Retail season has kicked off, as November brings Black Friday and holiday shopping. But some retail experts are already looking ahead to 2016, as North Florida’s market is growing enough to support new and expanded stores.
“With the rapid growth across North Florida, along with revitalization of older neighborhoods, there are more markets than ever to consider when opening a new store or expanding your business,” wrote Franklin Street‘s Director of Retail Leasing Whitney Kantor, in a tip sheet to retailers.
Kantor says that while location is one of the key factors retail businesses consider while opening a store, there are several other items new and expanding retailers should evaluate before opening their brand.
• Consider your concept: When looking at location, Kantor suggests thinking about what type of center works best for your business. Whether your brand works best in a neighborhood, mixed-use project, lifestyle center or can draw its own attention in a standalone building, focus on what surroundings will attract the highest number of customers.
• Think about your business drivers: It could be your business is dependent on the surrounding income level, daytime traffic in the area or proximity to other retailers. “Be certain to share these drivers with the landlord,” Kantor suggests. “The more a leasing agent knows about your business the more helpful they can be with strategically matching available space with your concept to maximize success for you and the entire shipping center.”
• Customer experience: Kantor said it can be just as important to think about the customer experience outside the retail operation as it is to think about what the in-store experience is. She suggests asking the owner of the center what their merchandising and maintenance strategies are. “The retail lease is a pertnship with most owners welcoming ideas and thoughts that could enhance their properties to make the overall shopping experience a better place for the consumer to shop,” she wrote.
• Get an understanding of the retail market: Location decisions shouldn’t be strictly on price, Kantor said. In searching for a retail space, know what competitive sites are offering for their market rents.

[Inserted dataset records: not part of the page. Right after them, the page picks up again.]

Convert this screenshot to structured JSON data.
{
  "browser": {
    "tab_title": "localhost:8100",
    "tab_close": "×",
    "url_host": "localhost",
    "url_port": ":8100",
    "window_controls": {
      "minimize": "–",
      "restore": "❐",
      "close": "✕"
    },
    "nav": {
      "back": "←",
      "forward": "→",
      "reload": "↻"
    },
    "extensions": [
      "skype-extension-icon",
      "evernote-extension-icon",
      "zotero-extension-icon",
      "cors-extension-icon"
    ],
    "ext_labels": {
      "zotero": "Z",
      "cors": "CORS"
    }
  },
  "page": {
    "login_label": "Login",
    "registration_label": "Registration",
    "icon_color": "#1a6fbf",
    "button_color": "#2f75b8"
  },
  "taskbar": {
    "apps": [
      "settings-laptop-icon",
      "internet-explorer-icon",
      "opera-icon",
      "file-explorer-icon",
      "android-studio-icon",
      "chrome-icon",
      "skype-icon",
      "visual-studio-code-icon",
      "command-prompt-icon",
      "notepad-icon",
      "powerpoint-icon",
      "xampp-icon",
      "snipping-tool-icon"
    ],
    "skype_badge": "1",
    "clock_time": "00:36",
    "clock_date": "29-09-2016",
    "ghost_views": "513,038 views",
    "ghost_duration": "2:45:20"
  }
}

Rent is driven not only by location, but by visibility within the center, what other retailers are in the center and what the center generates in sales volumes.
• Evaluate lease terms: Kantor says after location, the greatest impact on long-term success is the lease. “The terms of a lease can impact your nimbleness in the market place and can directly impact your brand,” she wrote.
• Mobility: If a major anchor tenant leaves your shopping center, it could reduce traffic. If that’s the case, you may want to think about contingency plans should that happen — including relocation to a new center.
• Understand the business life cycle: If you’re thinking about selling your business in the next three to 10 years, Kantor urges awareness of length of term. If the potential buyer has difficulty continuing to operate the business in the same location, it can impact the purchase price of the business.
• Think about your total: Know the difference between gross rent lease — which is all inclusive — and a triple net lease — which requires a tenant pay a base rent and proportionate share of the owner’s maintenance expenses, insurance and taxes.
Finally, Kantor says successful shopping centers come from collaboration between the landlord and tenant.
“Shopping center owners successfully positioning retail projects in the marketplace to draw the right tenants combined with knowledgeable, savvy tenants who negotiate locations and lease terms that help both the themselves and the owner grow sales and value create a win-win environment for owners and retailers,” she wrote.